Southern California is its own little microcosm of stupid. Ridiculous California emissions & inspection laws, high incomes, and fashion/prestige obsession have created a culture in which lots of people can afford fast cars, but no one wants to spend the time or money to upgrade most cars. So yes, in SoCal and probably a few other very select areas, you'd be more likely to see a fancy European sports car or a dubious grey-market import than an upgraded muscle car - and those tend to be the same areas where there is no accessible wilderness for 50+ miles in any direction, so there goes trail rigs too. But I'd hardly call fashion district car culture representative of the country as a whole.
How about actually going to California before claiming what the car culture is? If anything, California has the most diverse car culture in the US, possibly the world. You can find a car show or meet for anything on any given Sunday in Southern California: muscle cars, imports, exotics, etc. Cars & Coffee even brings them altogether.
 
And I find it funny that you think people in fancy suits buying new sports cars every two years, or JDM fanboys blowing insane amounts of money on cars that used to be sort of legal, to be more representative of American car culture than muscle cars and 4x4s.
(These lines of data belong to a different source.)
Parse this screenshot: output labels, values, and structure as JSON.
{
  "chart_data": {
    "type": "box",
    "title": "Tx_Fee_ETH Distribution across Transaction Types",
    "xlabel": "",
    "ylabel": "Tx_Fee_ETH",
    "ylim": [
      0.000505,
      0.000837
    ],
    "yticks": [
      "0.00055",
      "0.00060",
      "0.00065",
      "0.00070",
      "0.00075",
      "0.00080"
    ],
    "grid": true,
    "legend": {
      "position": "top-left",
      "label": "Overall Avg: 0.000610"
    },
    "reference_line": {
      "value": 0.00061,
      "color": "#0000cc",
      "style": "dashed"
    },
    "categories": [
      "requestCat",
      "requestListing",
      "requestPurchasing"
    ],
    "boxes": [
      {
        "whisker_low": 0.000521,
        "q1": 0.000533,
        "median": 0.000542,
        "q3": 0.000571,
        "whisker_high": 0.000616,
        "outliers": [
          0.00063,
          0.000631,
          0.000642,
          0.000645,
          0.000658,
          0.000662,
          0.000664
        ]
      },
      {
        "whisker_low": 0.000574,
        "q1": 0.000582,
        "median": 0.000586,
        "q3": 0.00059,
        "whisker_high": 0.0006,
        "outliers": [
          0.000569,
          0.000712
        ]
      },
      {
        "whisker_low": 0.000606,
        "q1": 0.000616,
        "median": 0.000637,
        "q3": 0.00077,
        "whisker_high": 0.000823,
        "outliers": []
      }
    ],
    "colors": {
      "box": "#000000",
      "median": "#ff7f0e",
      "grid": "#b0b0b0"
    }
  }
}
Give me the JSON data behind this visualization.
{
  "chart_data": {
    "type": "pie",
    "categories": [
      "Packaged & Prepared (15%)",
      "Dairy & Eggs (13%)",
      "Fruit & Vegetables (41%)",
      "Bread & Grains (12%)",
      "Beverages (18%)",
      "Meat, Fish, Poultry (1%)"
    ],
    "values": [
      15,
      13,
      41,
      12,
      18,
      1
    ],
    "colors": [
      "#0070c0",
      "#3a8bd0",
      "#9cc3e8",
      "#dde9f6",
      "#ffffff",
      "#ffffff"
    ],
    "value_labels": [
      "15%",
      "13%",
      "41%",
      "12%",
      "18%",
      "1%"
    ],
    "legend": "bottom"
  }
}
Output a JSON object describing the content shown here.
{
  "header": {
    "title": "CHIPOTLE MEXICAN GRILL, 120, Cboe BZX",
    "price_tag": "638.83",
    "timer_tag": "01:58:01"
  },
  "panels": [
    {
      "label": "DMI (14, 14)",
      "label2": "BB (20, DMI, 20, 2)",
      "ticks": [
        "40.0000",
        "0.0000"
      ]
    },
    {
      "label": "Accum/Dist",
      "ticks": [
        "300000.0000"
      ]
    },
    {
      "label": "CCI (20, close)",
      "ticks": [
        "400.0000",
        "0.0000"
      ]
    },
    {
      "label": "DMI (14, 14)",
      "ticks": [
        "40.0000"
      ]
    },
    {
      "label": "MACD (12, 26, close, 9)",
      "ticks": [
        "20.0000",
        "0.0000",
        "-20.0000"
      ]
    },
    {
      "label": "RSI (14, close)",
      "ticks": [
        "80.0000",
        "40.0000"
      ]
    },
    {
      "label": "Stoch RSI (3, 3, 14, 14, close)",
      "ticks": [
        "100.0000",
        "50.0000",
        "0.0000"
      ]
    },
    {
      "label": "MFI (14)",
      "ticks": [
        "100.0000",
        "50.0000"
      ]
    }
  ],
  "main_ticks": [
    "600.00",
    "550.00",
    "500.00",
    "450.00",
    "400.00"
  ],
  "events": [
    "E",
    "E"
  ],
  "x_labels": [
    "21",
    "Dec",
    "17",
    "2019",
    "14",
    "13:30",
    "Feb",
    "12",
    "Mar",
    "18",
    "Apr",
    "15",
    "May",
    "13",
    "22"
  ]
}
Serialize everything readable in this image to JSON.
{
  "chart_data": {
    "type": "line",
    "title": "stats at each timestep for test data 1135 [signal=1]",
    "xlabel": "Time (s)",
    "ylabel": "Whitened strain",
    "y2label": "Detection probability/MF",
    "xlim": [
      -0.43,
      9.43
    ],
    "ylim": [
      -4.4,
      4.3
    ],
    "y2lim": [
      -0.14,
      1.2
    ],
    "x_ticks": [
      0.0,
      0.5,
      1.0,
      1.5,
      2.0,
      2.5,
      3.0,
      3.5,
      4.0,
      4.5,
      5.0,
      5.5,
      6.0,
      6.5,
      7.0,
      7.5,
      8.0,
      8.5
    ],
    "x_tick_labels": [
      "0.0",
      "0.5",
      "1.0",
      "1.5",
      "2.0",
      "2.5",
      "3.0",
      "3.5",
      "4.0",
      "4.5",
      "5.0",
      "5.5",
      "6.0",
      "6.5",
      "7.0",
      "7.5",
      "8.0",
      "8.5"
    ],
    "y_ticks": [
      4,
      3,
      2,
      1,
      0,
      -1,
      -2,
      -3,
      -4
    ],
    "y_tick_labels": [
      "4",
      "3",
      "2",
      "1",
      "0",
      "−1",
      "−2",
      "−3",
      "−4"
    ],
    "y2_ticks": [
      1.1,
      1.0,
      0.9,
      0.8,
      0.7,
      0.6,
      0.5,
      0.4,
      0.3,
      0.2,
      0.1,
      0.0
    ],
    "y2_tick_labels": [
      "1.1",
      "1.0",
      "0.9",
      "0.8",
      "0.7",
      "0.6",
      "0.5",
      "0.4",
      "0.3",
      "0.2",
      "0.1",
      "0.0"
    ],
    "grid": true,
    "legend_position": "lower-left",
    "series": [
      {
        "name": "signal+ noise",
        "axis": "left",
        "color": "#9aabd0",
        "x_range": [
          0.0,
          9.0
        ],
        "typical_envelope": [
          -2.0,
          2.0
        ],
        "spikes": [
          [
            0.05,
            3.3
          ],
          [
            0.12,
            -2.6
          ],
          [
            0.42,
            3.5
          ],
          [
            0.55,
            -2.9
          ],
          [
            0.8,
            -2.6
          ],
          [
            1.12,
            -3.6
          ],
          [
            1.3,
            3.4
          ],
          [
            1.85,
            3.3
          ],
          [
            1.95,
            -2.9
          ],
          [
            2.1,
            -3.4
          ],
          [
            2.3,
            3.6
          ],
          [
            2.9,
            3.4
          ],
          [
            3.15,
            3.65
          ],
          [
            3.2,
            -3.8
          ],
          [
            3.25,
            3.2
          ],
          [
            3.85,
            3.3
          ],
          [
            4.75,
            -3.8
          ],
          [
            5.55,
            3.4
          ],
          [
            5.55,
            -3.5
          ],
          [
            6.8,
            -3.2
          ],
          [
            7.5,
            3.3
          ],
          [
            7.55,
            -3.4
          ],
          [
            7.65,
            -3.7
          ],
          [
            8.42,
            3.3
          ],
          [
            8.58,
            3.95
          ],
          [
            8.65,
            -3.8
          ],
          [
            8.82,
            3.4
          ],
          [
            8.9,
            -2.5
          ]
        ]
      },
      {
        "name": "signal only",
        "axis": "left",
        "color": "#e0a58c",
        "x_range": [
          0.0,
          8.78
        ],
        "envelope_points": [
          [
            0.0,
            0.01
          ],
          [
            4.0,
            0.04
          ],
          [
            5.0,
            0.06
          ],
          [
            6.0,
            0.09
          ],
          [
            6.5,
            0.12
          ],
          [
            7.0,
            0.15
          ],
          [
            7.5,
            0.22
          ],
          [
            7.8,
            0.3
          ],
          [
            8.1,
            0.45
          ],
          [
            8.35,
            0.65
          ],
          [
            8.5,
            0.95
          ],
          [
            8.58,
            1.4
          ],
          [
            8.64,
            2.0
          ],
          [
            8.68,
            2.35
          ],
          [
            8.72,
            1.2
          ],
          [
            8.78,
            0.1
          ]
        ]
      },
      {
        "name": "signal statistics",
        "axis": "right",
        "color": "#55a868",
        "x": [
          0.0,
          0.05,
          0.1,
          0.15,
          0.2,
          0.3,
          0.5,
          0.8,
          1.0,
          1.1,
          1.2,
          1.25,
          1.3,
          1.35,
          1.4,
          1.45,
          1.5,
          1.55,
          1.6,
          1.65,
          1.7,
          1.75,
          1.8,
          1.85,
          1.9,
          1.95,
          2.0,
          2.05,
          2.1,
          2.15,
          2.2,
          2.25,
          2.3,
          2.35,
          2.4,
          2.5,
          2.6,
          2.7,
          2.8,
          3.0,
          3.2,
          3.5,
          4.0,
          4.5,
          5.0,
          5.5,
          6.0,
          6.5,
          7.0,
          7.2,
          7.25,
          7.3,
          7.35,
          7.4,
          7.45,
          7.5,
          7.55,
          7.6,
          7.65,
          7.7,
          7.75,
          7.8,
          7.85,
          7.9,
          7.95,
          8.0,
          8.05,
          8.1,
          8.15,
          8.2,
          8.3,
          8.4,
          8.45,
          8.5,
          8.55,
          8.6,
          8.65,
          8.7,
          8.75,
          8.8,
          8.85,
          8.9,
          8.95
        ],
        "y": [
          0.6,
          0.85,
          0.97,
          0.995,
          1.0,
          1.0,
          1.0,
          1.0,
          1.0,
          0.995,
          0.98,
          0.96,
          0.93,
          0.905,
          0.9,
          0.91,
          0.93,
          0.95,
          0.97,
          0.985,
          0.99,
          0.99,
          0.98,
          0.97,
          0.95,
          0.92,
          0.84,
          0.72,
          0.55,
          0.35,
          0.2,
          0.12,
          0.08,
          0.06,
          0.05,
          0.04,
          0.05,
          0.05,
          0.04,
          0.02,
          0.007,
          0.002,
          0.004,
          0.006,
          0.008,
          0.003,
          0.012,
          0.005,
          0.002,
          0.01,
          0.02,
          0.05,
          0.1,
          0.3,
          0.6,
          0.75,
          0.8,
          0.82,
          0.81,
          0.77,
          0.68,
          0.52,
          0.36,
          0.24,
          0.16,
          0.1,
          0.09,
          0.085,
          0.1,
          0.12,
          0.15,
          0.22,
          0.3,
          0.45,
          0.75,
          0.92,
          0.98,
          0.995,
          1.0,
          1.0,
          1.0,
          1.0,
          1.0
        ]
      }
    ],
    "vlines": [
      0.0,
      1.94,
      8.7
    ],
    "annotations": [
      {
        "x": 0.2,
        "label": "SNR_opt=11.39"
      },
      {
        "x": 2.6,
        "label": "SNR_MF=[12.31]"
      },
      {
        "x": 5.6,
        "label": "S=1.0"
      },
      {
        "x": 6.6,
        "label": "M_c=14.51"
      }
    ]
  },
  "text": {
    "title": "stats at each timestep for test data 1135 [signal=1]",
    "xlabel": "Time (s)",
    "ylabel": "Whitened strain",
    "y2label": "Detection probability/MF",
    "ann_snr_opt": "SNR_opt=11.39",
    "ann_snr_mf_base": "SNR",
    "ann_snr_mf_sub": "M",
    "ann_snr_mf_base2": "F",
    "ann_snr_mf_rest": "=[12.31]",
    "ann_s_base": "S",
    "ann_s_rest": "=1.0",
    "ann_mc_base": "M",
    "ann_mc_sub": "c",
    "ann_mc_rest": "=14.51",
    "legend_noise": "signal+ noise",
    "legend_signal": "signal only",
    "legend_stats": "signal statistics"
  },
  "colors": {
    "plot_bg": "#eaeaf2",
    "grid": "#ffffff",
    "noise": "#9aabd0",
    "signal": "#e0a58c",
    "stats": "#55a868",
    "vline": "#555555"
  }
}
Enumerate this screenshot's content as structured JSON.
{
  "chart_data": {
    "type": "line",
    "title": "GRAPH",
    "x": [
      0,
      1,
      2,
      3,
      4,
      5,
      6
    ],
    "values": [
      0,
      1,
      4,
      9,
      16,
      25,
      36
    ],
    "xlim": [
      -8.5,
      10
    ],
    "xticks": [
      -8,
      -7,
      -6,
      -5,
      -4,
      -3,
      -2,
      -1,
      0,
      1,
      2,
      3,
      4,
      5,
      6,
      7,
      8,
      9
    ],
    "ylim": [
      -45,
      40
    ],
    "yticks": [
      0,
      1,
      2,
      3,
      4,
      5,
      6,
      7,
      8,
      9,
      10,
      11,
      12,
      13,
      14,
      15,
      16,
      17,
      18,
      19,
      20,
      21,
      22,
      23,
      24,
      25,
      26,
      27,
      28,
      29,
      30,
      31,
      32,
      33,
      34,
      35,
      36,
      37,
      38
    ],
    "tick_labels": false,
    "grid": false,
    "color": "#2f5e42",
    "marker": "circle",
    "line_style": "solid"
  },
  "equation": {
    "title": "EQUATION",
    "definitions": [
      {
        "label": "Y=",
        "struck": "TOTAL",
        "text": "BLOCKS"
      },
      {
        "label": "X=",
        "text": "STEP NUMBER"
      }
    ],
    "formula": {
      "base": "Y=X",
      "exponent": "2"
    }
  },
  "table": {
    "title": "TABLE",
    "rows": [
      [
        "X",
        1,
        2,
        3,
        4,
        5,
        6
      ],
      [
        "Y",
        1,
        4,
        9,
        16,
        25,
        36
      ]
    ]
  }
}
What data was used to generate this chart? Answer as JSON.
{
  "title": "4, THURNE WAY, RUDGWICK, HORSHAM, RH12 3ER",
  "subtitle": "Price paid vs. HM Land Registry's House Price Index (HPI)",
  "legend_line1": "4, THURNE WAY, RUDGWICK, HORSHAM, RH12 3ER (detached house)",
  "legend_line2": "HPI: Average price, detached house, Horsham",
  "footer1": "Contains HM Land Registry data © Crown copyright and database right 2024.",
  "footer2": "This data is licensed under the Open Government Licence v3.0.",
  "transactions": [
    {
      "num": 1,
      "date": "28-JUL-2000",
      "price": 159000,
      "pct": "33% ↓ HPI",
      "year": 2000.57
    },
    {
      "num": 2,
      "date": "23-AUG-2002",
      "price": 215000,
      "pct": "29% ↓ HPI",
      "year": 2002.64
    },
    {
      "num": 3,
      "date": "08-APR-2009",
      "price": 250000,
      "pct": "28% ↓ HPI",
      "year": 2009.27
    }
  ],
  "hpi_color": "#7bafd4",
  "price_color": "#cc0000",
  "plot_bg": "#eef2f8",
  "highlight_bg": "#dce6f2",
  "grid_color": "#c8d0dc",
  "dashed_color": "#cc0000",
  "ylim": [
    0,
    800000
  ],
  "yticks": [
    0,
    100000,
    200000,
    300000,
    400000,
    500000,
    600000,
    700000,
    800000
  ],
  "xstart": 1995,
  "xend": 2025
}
And for the record I never said anything against exotics, anyway.

Why is a game representing American car culture instead of global car culture anyway? Unless you only want to market to Americans, I suppose.
 
All I can say is... Oh Hell Yes! :D I cannot wait till this game comes out for the Xbox 360... This may motivate me to get my Xbox Gold back going again. ;)
 
Why is a game representing American car culture instead of global car culture anyway? Unless you only want to market to Americans, I suppose.

If it's set in America then why shouldn't it? Like I said, makes it realistic. You try to represent all car culture, you'll just water down all car culture. You'll have a few cars representing each country or region, and will be missing a lot more from each country or region - as an example H1 was missing, IIRC, all the 3rd and 4th gen F-bodies just as a start. Then when you add in the fact that the models are also recycled, resulting in things like metric speedometers even in cars that have easily accessible USDM variants, you just get this feeling that something isn't right, that something doesn't fit.

Speaking of, a Horizon Australia game wouldn't go amiss either.
 
Last edited:
There's next to no import laws in Europe, so whatever the car list is for Horizon 2, it'll be pretty representative.